This matters for planning. If you’re scheduling surgeries or staffing an emergency service, knowing the average learning curve lets you predict how long a newer worker will take. But the reduction in variability is equally important, because it means experienced workers are not just faster on average but more predictable. Ignoring this consistency effect can cause you to underestimate the benefits of experience by as much as 4%, leading to scheduling and staffing errors. Organizations use learning curve data to set realistic training timelines, determine when new employees will reach full productivity, and decide how much supervision different experience levels require.

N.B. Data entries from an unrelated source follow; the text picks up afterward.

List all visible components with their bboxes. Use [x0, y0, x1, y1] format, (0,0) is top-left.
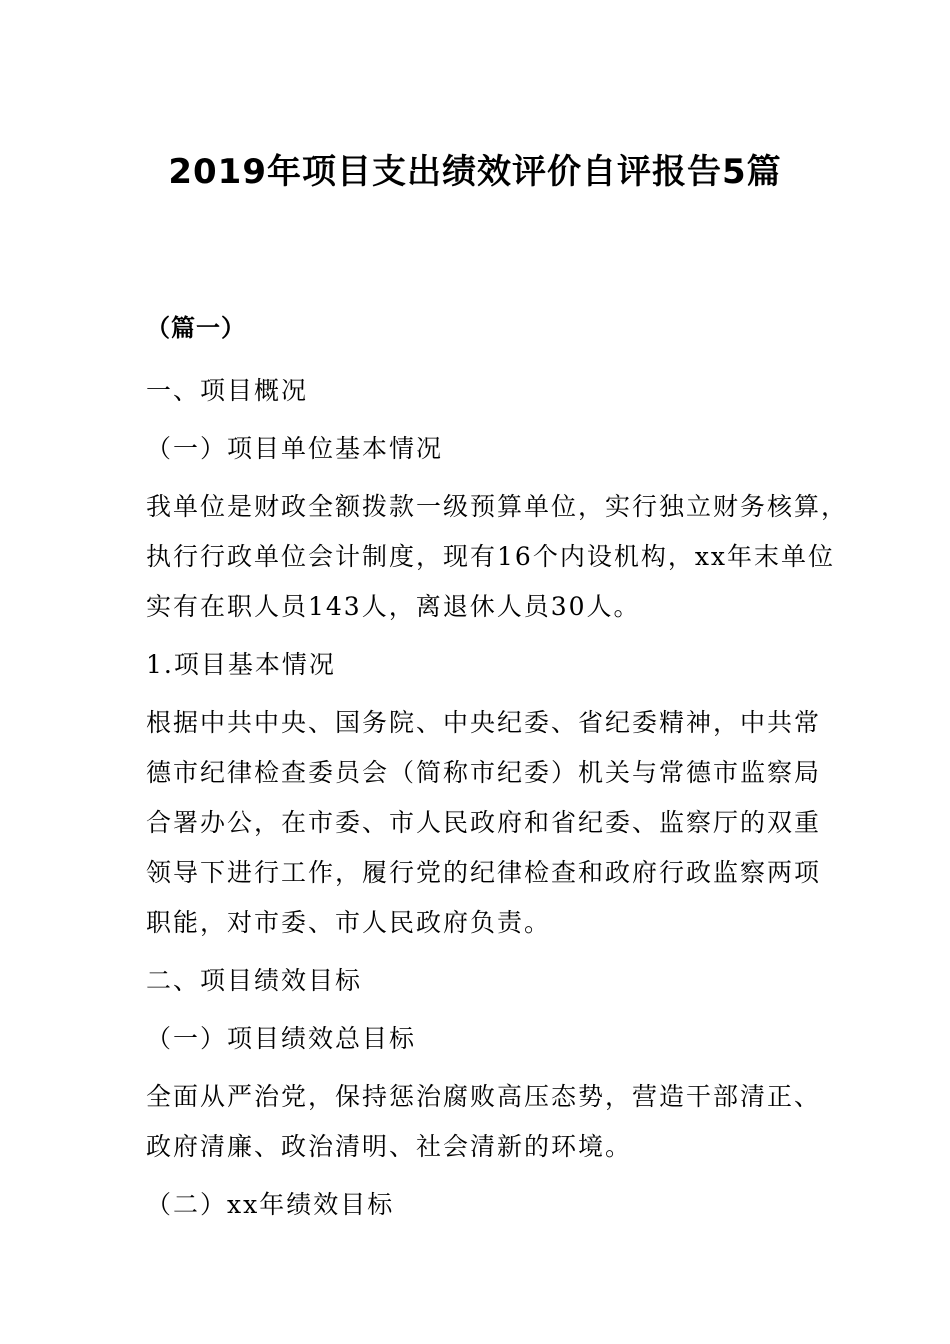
- paragraph-line: 1.项目基本情况: [146, 650, 336, 679]
- paragraph-project-description: [146, 698, 822, 948]
- section-label: （篇一）: [146, 314, 246, 342]
- heading-project-basic-info: [146, 640, 806, 690]
- paragraph-line: 我单位是财政全额拨款一级预算单位，实行独立财务核算，: [146, 492, 849, 521]
- paragraph-unit-description: [146, 482, 849, 632]
- heading-project-overview: [146, 366, 806, 416]
- paragraph-line: 实有在职人员143人，离退休人员30人。: [146, 592, 641, 621]
- paragraph-line: 执行行政单位会计制度，现有16个内设机构，xx年末单位: [146, 542, 836, 571]
- document-body: [146, 308, 849, 1238]
- paragraph-line: 职能，对市委、市人民政府负责。: [146, 908, 552, 937]
- heading-overall-goal: [146, 1014, 806, 1064]
- heading-unit-basic-info: [146, 424, 806, 474]
- paragraph-line: 领导下进行工作，履行党的纪律检查和政府行政监察两项: [146, 858, 822, 887]
- document-title: 2019年项目支出绩效评价自评报告5篇: [168, 152, 782, 192]
- heading-performance-goals: [146, 956, 806, 1006]
- paragraph-line: （二）xx年绩效目标: [146, 1190, 395, 1219]
- paragraph-line: 一、项目概况: [146, 376, 309, 405]
- heading-annual-goal: [146, 1180, 806, 1230]
- paragraph-line: （一）项目单位基本情况: [146, 434, 444, 463]
- paragraph-line: 政府清廉、政治清明、社会清新的环境。: [146, 1132, 633, 1161]
- paragraph-line: 根据中共中央、国务院、中央纪委、省纪委精神，中共常: [146, 708, 822, 737]
- paragraph-overall-goal: [146, 1072, 822, 1172]
- paragraph-line: 全面从严治党，保持惩治腐败高压态势，营造干部清正、: [146, 1082, 822, 1111]
- paragraph-line: 合署办公，在市委、市人民政府和省纪委、监察厅的双重: [146, 808, 822, 837]
- paragraph-line: （一）项目绩效总目标: [146, 1024, 417, 1053]
- paragraph-line: 德市纪律检查委员会（简称市纪委）机关与常德市监察局: [146, 758, 822, 787]
- paragraph-line: 二、项目绩效目标: [146, 966, 363, 995]
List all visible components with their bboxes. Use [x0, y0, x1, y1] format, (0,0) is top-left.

What Shapes Your Personal Learning Curve
Several factors determine whether your learning curve will be steep (fast improvement) or shallow (slow going). Task complexity is one of the most obvious: simple, repetitive tasks produce steep curves, while skills with many interacting components tend to generate S-shaped curves with a slow initial phase. Prior knowledge matters too. Familiarity with related material effectively lowers the threshold that must be crossed before visible improvement begins, which is why the S-shaped pattern is most prominent in learners who are completely new to a domain.
The quality and timing of feedback accelerates or slows learning considerably. Immediate, specific feedback helps you correct errors before they become habits, steepening the curve during the cognitive and associative stages. The learner’s own strategies also matter. Research on motor learning shows that the cognitive stage is defined by active strategy selection, and choosing effective strategies early can compress the time spent in that initial phase. Finally, the spacing of practice sessions influences the curve’s shape: distributed practice (spread out over time) generally produces more durable learning than massed practice (cramming), even if the curve appears to rise more slowly in the short term.